L’impianto a fanghi attivi ATLAS AT VFL è formato da un unico serbatoio, dentro il quale sono comprese tutte le fasi di trattamento di un comune impianto e non è necessario quindi installare il sedimentatore primario a monte di esso ( fossa biologica settica/imhoff) . Le ottime performances di trattamento delle acque reflue sono date dal sistema di sedimentazione primaria brevettato a livello internazionale VFL (Vertical Flow Labyrinth), che dà al sistema una funzionalità unica nel suo genere. Unito al vano di ossidazione biologica ad elevata efficienza depurativa certificata CE EN 12566-3 ed al settore di sedimentazione secondaria e ricircolo fanghi, si ottengono così risultati decisamente superiori rispetto agli altri impianti di trattamento della stessa famiglia già presenti sul mercato.

  1. zona non aerata con labirinto a flusso verticale
  2. zona aerata
  3. zona di sedimentazione
  4. spazio di ritenzione integrato
  5. ricircolo interno
  6. ricircolo delle impurità
  7. aerazione a bollicine fini
  8. regolatore di flusso

Buona norma di utilizzo

L’impianto a fanghi attivi ATLAS AT VFL permette la realizzazione di una depurazione efficace anche nelle utenze minori e diffuse evitando il collettamento di bassi carichi per lunghe distanze.

La resa depurativa risulta marcata CE EN 12566-3, in regola con il R.Eu 305/11 e molto elevata soprattutto per sistemi a portata diretta; è comunque uno dei sistemi di trattamento definiti appropriati ed entrati nell’uso comune, quindi molto utilizzati per tutte le utenze.

Si ricorda che le acque meteoriche non devono assolutamente recapitare all’interno del depuratore a fanghi attivi modello ATLAS AT VFL.

Campi di impiego

L’impianto di depurazione delle acque reflue domestiche ATLAS AT VFL può essere utilizzato in tutte quelle situazioni di utenze sparse e lontane dalla fognatura, ed è particolarmente indicato sia per le piccole utenze fino ai 15-20 abitanti equivalenti, sia per le grandi utenze fino a 500 abitanti equivalenti, anche caratterizzate da discontinuità di carico grazie ai bassi costi di gestione dovuti alla tecnologia brevettata; ciò ne consente l’installazione a servizio di utenze decentralizzate anche a servizio di ciascuna di esse separatamente .
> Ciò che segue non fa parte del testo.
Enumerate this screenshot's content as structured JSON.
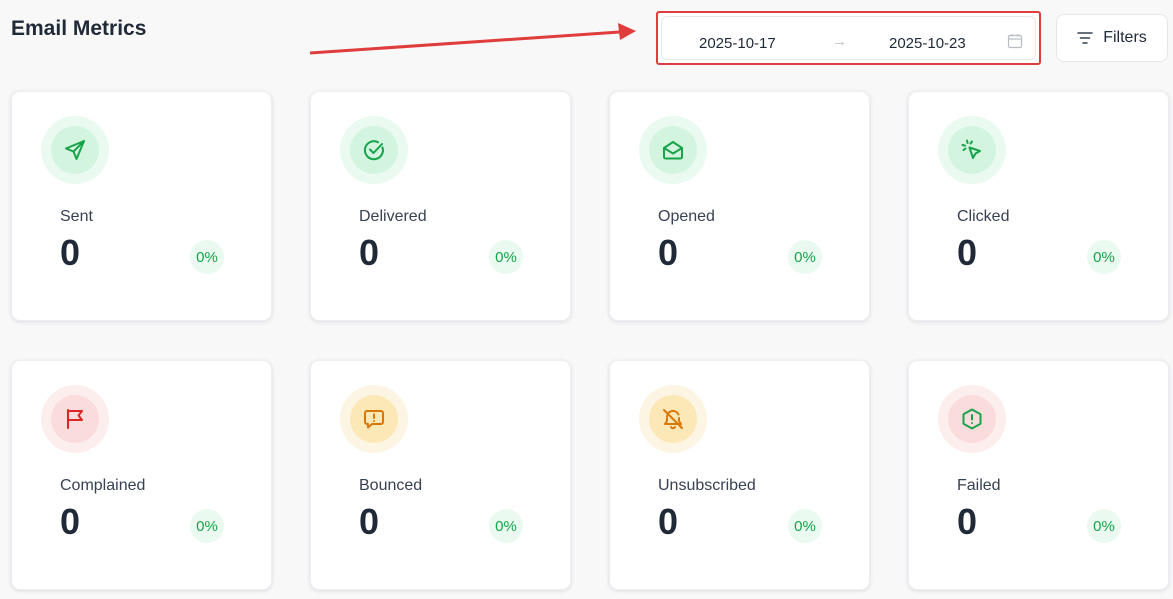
{
  "header": {
    "title": "Email Metrics",
    "date_start": "2025-10-17",
    "date_separator": "→",
    "date_end": "2025-10-23",
    "filters_label": "Filters"
  },
  "colors": {
    "annotation": "#e03c3c",
    "success": "#16a34a",
    "danger": "#dc2626",
    "warning": "#d97706"
  },
  "metrics": [
    {
      "label": "Sent",
      "value": "0",
      "percent": "0%",
      "icon": "send-icon",
      "tone": "green"
    },
    {
      "label": "Delivered",
      "value": "0",
      "percent": "0%",
      "icon": "check-circle-icon",
      "tone": "green"
    },
    {
      "label": "Opened",
      "value": "0",
      "percent": "0%",
      "icon": "mail-open-icon",
      "tone": "green"
    },
    {
      "label": "Clicked",
      "value": "0",
      "percent": "0%",
      "icon": "cursor-click-icon",
      "tone": "green"
    },
    {
      "label": "Complained",
      "value": "0",
      "percent": "0%",
      "icon": "flag-icon",
      "tone": "red"
    },
    {
      "label": "Bounced",
      "value": "0",
      "percent": "0%",
      "icon": "message-alert-icon",
      "tone": "amber"
    },
    {
      "label": "Unsubscribed",
      "value": "0",
      "percent": "0%",
      "icon": "bell-off-icon",
      "tone": "amber"
    },
    {
      "label": "Failed",
      "value": "0",
      "percent": "0%",
      "icon": "octagon-alert-icon",
      "tone": "red"
    }
  ]
}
Le oltre 1.500 installazioni annuali in tutta Europa fino al Medio Oriente ci permettono di aver accumulato una esperienza tale da poter dire che è possibile trattare:

  • Acque reflue domestiche di tutti i tipi di utenze
  • Scarichi di hotel, campeggi, villaggi turistici, agriturismi, ristoranti, scuole, uffici e piccole aziende.
  • Acque reflue provenienti da aziende Agricole in generale
  • E tutte le altre acque reflue purché di natura civile/domestica

Riferimenti normativi

Il depuratore a fanghi attivi viene indicato come elemento impiantistico completo ( primario e secondario ) dal D.Lgs 152/06, e riportato nei vari regolamenti Regionali, da utilizzare per a diminuire il carico inquinante delle acque reflue per tutelare le acque sotterranee. L’impianto monoblocco ATLAS AT VFL riunisce nello stesso manufatto entrambe le fasi di sedimentazione e ossidazione, riducendo così lo spazio necessario per l’installazione.

Impianti di depurazione di piccole dimensioni. Direttiva per l’impiego, la scelta e il dimensionamento d’impianti di depurazione di piccole dimensioni (VSA, 1995 )
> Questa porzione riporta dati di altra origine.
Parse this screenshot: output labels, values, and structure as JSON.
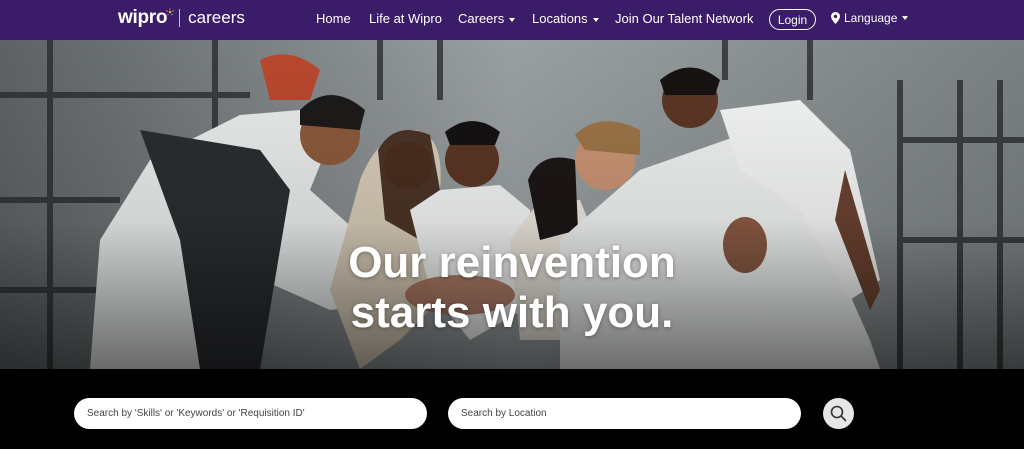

L’impianto risulta in regola anche con il R.Eu 305/11 “regolamento prodotti da costruzione”

IMPORTANTE

Il Regolamento Europeo n. 305/11 sui Prodotti da Costruzione ha previsto che anche questa tipologia di impianti debba essere testata secondo la norma tecnica EN 12566-3 sia per i parametri strutturali che funzionali e i relativi risultati devono obbligatoriamente accompagnare l’impianto di depurazione ed essere messi a disposizione di chiunque ne faccia richiesta dal 1° luglio 2013 tramite documentazione appropriata.
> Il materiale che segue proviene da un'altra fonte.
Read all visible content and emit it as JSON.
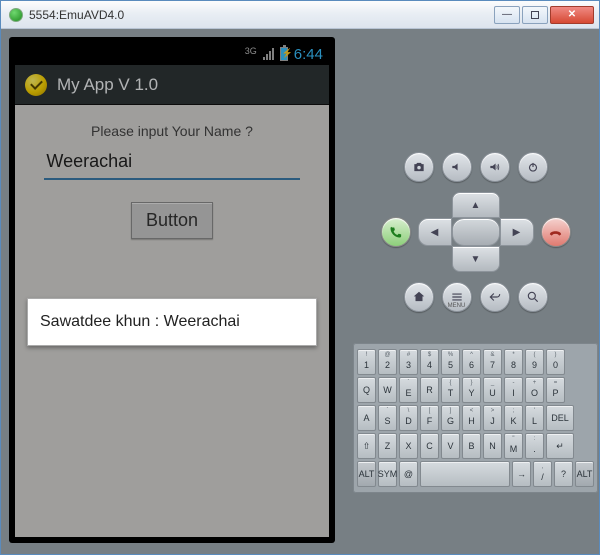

DoP “dichiarazione di prestazione” e marcatura CE sono i documenti obbligatori senza i quali il sistema non può essere immesso sul mercato e per ottenere tale documentazione il prodotto deve essere certificato da ente notificato a livello europeo e non può più essere “autocertificato” dal produttore come indicato nella Direttiva 89/106/CEE Prodotti da Costruzione (CPD) abrogata dal nuovo regolamento.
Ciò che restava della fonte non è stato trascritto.